Bigger fruit, bigger profit
With more insights into how fruit grows, researchers are hoping to learn how to genetically manipulate fruit size.
Fruit size has a great impact on the value of the crop, and researchers are working to understand what influences the size of apples in order to help growers maximize returns.
“If we can increase the size of every apple in your orchard by 20 percent, you have doubled your money,” Dr. Peter Hirst, horticulturist at Purdue University, Indiana, told growers at the Washington State Horticultural Association’s annual meeting. “There’s a pretty strong incentive to focus on fruit size.”
Fruit size is governed by three components: the number of cells, the size of cells, and the space between the cells. There is more air inside a larger apple than a small one, Hirst said. Since apples are sold by weight, cell size and number are more important than the space between them.
Fruit size is affected by the fruit’s genetic makeup (the cultivar), cultural practices in the orchard, and the environment. All those factors need to be optimized to produce larger fruit.Genetic traits have a very strong influence, Hirst said. For example, a crab apple will always be small, even with optimum pollination, fertilization, pruning, and light.
Cultural factors include pruning and thinning (the most important ones), but also tree training, nutrition, cropping history, soil management, and pollination. Environmental factors include soil, temperature, light, and moisture.
Fruit cells
To study the processes that control fruit size, Hirst used the crab apple Hopa along with Pixie Crunch, Gala, Empire, and Golden Delicious. Typically, a crab apple weighs about 8 grams, and a Golden Delicious more than 200 grams. The other varieties are in between at around 120 to 130 grams.

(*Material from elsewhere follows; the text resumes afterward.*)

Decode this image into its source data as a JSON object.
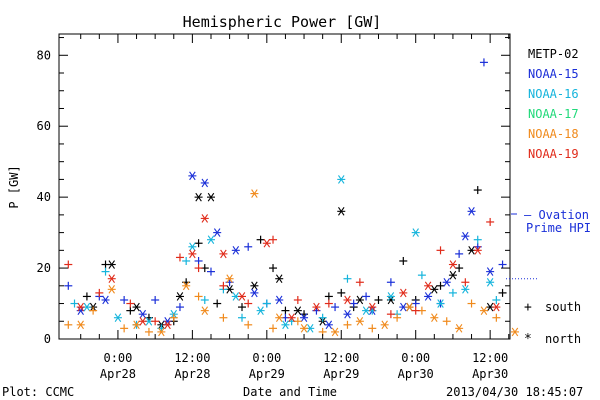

Hirst discovered that the size of the fruit cells has a much smaller influence on final fruit size than the number of cells. Most varieties had a similar cell size. The crab apple had cells 128 microns in diameter, and the rest were around 150 microns in diameter. There was a much greater difference in the number of cells in the fruit. Golden Delicious had between 100 and 110 cell layers in the outer flesh, while the crab apples had only 30. The other varieties had between 75 and 90 layers.
The number of cells increases rapidly during the first four weeks of growth, and then the growth rate levels off, Hirst found. To compare the growth rates, he calculated what proportion of the cells were actively dividing at any one time.
Golden Delicious has a high rate of cell production for a fairly long period of time, whereas Gala cells divide at a lower rate for about the same period of time, resulting in a smaller apple. Pixie Crunch has a high rate of cell division for a shorter period of time, which also results in small fruit size.
These findings refute two commonly held beliefs regarding fruit growth, Hirst said. One is that cell division lasts for about 30 days and then stops. His team’s data show a slow and gradual decline in the proportion of cells that are actively dividing. The other is that fruit grows first by cell division and then by cell expansion with no overlap. Hirst’s data show a considerable overlap in cell division and expansion. Cells start to enlarge about 14 days after bloom, but the number of cells keeps increasing until at least 25 days after full bloom.
When Hirst compared Gala and Red Delicious apples, he found that the growth rates were the same. Red Delicious apples were larger at harvest because it was a later-maturing variety, and they were on the tree longer. So, harvest date can also be a determinant of fruit size.
Temperature
Hirst studied the effect of temperature on fruit growth during the first 40 days after fruit set. To do this, he enclosed trees in poly houses at petal fall which raised the temperature inside the houses by 5° to 10°F.
He found that trees with a low crop load that were exposed to higher temperatures had the largest fruit, while the smallest fruit came from heavily cropped trees exposed to lower temperatures. Small differences in temperatures early in the season translated to big differences in fruit size at harvest. He deduced that the higher temperature affected fruit size by increasing the size of cells, not the number. Large and small fruit had the same number of cells.
The number of cell-division cycles is controlled genetically, but higher temperatures speed them up, he said. When it’s warm, the cell-division phase is completed sooner, leaving more time for cell expansion to take place.
Hirst said this phenomenon is different in apples than in stone fruits. In stone fruits, fruit size at harvest is usually smaller when temperatures are high after bloom.
Asked whether fruit size is influenced by seed count, Hirst said there is a weak relationship, but he is not sure if the seed number affects the cell number or cell size.
Genes
Hirst said now that more is known about what influences fruit size, he and his colleagues are working to identify the genes involved. It won’t be just one gene, as fruit size is influenced by more than one factor.
“Now we have made some headway in understanding how these changes in fruit size are played out in terms of cell dynamics, we’re in good shape to understand all the genetic influences and figure out how to manipulate them to get larger fruit size in your orchard,” he said.